I was driving with my sixteen-year-old son the other day, and I was struck by the disparity between what we Christians say about heaven and how we feel about heaven. The disparity is something I was sure my son saw, and so I meant to drag it into the open. I wanted to help him feel some kind of real excitement for heaven.
So I leaned on one of his pleasures. Watching movies. “Imagine,” I said, “that Star Trek is real. That there really are starships flying about the universe, skipping from star system to star system, engaging a thousand different worlds. And imagine that this world is one of the worlds they have sworn not to contact for fear of interfering with humanity’s progress. Can you imagine that?” I asked.
“Yes,” he said.
“Good. I realize that we don’t believe alien life exists, but just for the moment, let’s pretend that God has allowed such life, and that he is in full control of that life. Follow?”
“Yes.”
“Good. Now imagine that you were visited by an emissary who turned out to be an angel from God. The emissary whisked you away to a holding place deep in the mountains and informed you that what I’ve said is real. There are thousands of spaceships throughout the universe. Hundreds of exotic worlds to discover. But more than all of this, they’ve informed you that you are the twelfth son in a lineage that countless billions have had their eyes on for many years. You, JT Dekker, are the rightful heir to a position of great power in the universe. At this very moment more than a billion people have gathered on a certain planet in the next star system, eagerly awaiting your arrival. The time has come for you to choose to either embrace the role for which you were born or stay here on earth forever.”

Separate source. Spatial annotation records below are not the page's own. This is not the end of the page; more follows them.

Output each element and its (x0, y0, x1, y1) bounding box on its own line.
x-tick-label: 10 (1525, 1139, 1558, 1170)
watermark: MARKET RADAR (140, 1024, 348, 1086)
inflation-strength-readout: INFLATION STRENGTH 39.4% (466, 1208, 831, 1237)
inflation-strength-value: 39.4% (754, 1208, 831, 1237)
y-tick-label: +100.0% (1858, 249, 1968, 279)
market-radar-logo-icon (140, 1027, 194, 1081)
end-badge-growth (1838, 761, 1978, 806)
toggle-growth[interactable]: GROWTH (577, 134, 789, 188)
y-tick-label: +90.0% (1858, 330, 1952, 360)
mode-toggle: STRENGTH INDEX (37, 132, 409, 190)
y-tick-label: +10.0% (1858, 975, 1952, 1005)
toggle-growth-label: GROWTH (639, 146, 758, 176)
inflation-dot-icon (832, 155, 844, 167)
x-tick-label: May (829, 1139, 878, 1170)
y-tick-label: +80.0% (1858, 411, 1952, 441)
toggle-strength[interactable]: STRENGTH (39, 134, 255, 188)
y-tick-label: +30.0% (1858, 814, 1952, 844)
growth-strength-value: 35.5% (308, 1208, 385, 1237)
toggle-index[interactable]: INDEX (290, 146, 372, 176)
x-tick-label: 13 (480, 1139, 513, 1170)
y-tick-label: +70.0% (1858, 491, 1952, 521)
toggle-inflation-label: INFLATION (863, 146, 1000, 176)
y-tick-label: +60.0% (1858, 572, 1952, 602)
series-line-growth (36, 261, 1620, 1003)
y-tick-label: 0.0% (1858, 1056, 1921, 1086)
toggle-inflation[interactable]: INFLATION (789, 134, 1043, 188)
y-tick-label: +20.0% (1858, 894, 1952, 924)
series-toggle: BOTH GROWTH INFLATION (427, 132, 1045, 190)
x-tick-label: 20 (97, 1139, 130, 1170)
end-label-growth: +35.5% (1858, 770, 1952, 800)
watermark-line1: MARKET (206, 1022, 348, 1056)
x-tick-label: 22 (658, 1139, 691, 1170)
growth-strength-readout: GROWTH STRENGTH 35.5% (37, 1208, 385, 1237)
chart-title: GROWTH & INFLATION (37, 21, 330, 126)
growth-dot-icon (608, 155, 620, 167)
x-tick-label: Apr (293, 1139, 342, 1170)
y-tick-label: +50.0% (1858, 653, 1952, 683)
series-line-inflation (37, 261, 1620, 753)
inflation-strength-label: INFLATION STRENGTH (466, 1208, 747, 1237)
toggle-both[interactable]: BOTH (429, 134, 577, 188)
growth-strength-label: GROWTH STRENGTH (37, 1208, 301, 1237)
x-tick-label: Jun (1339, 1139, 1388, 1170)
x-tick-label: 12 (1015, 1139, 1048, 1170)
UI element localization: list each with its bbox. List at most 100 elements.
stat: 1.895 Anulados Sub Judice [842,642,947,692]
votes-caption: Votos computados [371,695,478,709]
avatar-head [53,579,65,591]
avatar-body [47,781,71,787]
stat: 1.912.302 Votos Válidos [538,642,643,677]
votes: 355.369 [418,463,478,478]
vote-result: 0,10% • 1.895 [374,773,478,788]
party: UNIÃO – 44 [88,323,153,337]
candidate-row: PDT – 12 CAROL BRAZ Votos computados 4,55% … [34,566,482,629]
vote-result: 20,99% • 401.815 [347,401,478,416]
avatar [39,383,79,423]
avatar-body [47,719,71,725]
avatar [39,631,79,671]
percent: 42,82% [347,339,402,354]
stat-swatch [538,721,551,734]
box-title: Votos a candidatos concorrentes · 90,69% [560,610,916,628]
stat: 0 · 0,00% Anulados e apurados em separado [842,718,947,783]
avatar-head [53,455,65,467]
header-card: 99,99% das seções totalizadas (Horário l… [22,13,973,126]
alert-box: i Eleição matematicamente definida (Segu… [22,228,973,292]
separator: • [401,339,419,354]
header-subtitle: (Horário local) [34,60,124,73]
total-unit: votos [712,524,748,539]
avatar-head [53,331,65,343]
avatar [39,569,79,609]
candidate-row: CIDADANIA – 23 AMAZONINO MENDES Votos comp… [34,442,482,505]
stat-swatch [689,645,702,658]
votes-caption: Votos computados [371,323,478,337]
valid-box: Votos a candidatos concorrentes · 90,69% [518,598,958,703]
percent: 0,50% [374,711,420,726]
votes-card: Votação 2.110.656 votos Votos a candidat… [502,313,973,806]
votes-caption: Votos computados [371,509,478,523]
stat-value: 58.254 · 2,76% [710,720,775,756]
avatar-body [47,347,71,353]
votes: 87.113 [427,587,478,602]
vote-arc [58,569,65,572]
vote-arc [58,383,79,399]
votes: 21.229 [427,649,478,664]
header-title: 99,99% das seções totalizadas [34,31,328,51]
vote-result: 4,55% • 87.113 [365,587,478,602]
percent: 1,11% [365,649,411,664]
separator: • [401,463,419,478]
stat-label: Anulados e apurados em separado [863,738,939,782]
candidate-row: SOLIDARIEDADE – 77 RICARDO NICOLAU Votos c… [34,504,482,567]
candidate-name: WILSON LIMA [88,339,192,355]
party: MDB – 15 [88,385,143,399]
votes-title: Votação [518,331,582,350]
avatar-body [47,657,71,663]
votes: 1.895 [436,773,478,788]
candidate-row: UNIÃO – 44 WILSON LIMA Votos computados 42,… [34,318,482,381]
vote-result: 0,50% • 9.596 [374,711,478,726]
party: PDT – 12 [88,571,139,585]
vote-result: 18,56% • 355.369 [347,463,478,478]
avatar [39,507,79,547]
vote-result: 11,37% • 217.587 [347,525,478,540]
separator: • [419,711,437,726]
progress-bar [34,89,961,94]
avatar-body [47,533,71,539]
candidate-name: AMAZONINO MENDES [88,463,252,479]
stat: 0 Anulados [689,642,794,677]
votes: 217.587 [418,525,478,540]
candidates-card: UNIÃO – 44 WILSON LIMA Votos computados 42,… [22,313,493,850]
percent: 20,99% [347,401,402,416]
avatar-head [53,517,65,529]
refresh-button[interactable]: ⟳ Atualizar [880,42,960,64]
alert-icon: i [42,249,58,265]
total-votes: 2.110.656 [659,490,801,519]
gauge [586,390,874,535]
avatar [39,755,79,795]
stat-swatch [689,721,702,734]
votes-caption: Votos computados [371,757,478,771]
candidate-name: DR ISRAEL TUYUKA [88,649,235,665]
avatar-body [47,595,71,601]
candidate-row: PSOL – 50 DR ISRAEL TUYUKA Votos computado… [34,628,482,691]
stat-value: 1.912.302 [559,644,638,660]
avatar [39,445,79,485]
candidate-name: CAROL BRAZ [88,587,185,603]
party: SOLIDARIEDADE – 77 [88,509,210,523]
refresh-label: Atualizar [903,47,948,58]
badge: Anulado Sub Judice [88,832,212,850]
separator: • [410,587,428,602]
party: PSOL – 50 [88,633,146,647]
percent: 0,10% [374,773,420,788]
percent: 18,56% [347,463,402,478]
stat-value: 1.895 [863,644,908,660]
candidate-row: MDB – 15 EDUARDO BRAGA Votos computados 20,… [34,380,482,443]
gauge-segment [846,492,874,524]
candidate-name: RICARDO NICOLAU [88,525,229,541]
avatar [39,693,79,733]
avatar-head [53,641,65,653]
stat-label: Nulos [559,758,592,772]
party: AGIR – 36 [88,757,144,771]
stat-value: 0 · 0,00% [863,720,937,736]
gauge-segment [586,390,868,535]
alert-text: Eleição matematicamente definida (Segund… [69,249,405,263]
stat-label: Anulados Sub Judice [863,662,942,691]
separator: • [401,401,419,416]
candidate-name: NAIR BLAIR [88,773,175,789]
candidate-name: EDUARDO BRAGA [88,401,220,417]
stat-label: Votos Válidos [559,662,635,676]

“Okay,” my son said with a smirk.
“`You can bring seven others with you,’ the emissary tells you. `We will transport you to the planet, where you will walk into a massive arena specially built for your arrival. The roar of the crowd will shatter the stillness of space. But you have to decide today. If you choose to stay, your memory of this visit will be wiped out, and you’ll never again be given the opportunity to take your rightful place as God’s leader for a hundred worlds.’ Follow?”
“Yes.”
“Would you go?”
My son’s eyes lit up. “Of course.”
And what sixteen-year-old boy wouldn’t? Who could resist the call of such great adventure and discovery?
“What if heaven were as real as that?” I asked. “Would you want to go? I mean now, today?”
No hesitation. “Yes.”
“Heaven is more real than that. And far better,” I said.
Ted Dekker The Slumber of Christianity. Nashville: Nelson Books, 2005, p. 173-174.